コモンモードコイルのインピーダンス特性と等価回路概要について

図1において、理想的なインピーダンス特性は、青線のように周波数に比例して増加します。
しかし実際には、コア内に発生する渦電流損失等による損失、及び巻線間容量によるインピーダンス低下などにより赤点線のようなインピーダンス特性となります。
ここで、赤点線の特性は図1にあるLo、R、Cの並列回路で表現する事が出来ますが、Loはコモンモードインダクタンス、Rは渦電流による損失を抵抗で表現し、Cは巻線間容量を表現します。
またLo、R、Cは、赤点線の特性において、Loは低周波側、Rは中間の帯域、Cは高周波側でインピーダンス特性を形成します。
ただし、Rで表現される中間の帯域は、実際には周波数依存性があり、抵抗Rだけでは実測との差異が発生します。
この図1のLo、R、Cによる等価回路を従来モデルと称し、このRの表現を改善した等価回路を詳細モデルとして、以下ご説明致します。

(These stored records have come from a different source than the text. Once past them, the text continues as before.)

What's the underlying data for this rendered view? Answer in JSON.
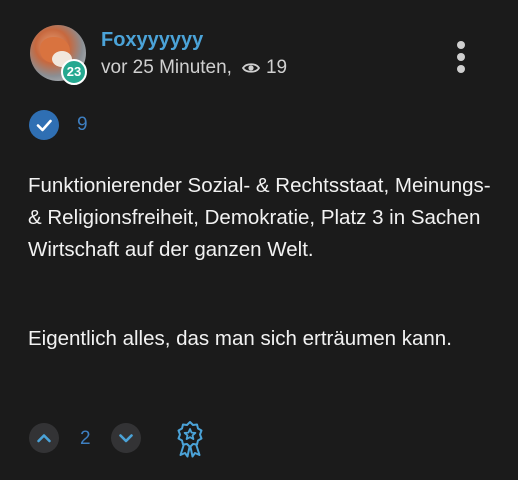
{
  "author": {
    "name": "Foxyyyyyy",
    "level": "23",
    "avatar_icon": "fox-avatar"
  },
  "meta": {
    "time": "vor 25 Minuten,",
    "views": "19",
    "views_icon": "eye-icon"
  },
  "helpful": {
    "count": "9",
    "icon": "check-icon"
  },
  "body": {
    "paragraph_1": "Funktionierender Sozial- & Rechtsstaat, Meinungs- & Religionsfreiheit, Demokratie, Platz 3 in Sachen Wirtschaft auf der ganzen Welt.",
    "paragraph_2": "Eigentlich alles, das man sich erträumen kann."
  },
  "votes": {
    "count": "2",
    "up_icon": "chevron-up-icon",
    "down_icon": "chevron-down-icon"
  },
  "award": {
    "icon": "award-medal-icon"
  },
  "colors": {
    "background": "#1b1b1b",
    "accent_blue": "#4ba3d8",
    "level_badge": "#25a890",
    "check_badge": "#2f6fb3"
  }
}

(備考) コモンモードコイルの基礎と基本等価回路(従来モデル)の説明は、弊社FAQサイトのコモンモードチョークコイルに関する記事をご参照ください。

理想特性と実特性

図1. ナノ結晶合金を使用したコモンモードコイルの理想特性と実特性の概略グラフ

コモンモードチョークコイルSPICEモデルの特徴

コモンモードチョークコイルのSPICEモデルは、図2に示すようにインピーダンス特性における抵抗成分Rが支配的な帯域において、インピーダンス再現性を従来モデルより向上させた、詳細モデルとなっております。
図3の従来モデルのRを、図4の詳細モデルのR’のようにRとLを梯子構造(ラダー構造)とする事により、抵抗成分支配帯域のインピーダンス特性再現性を向上させております。
Rが支配的な帯域では、実際は周波数依存があり、R’はこの周波数依存性を再現する為に導入しております。

インピーダンス実測値とSPICEモデル比較

図2. コモンモードコイル従来モデルと詳細モデルの実測値に対する再現性比較

FL series model

図3. コモンモードコイル従来モデル

FL-V series model

図4. コモンモードコイル詳細モデル

上記詳細モデルを導入した経緯

弊社コモンモードコイルの抵抗成分は、周波数依存性が高く、図2の抵抗成分(R)が支配的な帯域では、従来モデルでは、インピーダンス再現性が悪くなってしまいます。
その為、弊社コモンモードコイルSPICEモデルは、図4の詳細モデルを導入し、抵抗成分支配帯域におけるインピーダンス特性の再現性を向上させております。

SPICEモデルの使用上注意事項
  • シミュレーション再現性帯域は、凡そ30MHzまでを目途とします。
  • 本SPICEモデルは、OrCAD 9.2Lite Edition及びOrCAD Capture CIS-Lite version 17.2で動作検証済みです。
  • 図2は縦置き品についてのインピーダンス実測値とシミュレーションになります。
  • 本SPICEモデルは標準的な特性のサンプルから構築している為、製品個々のばらつきによっては、本SPICEモデルを使用したシミュレーションと実測値にズレが発生する事があります。
本資料の取扱い注意
  • 本資料は、製品の特性に対する参考データであり、製品の特性を保証するものではありません。
  • 採用に際しては、製品をより正しく、安全にご使用いただくために、本資料に依拠する事なく、必ず製品を実装し、試験等を行った上で決定して下さい。
  • 本資料は、改良その他の理由により予告なく追加・変更・修正を行う場合があります。
  • 本資料の使用による損害等について、日本ケミコン株式会社は一切の責任を負いませんのでご了承ください。
  • 本資料の著作権はすべて日本ケミコン株式会社にあります。
  • 本資料の再配布および転載はご遠慮ください。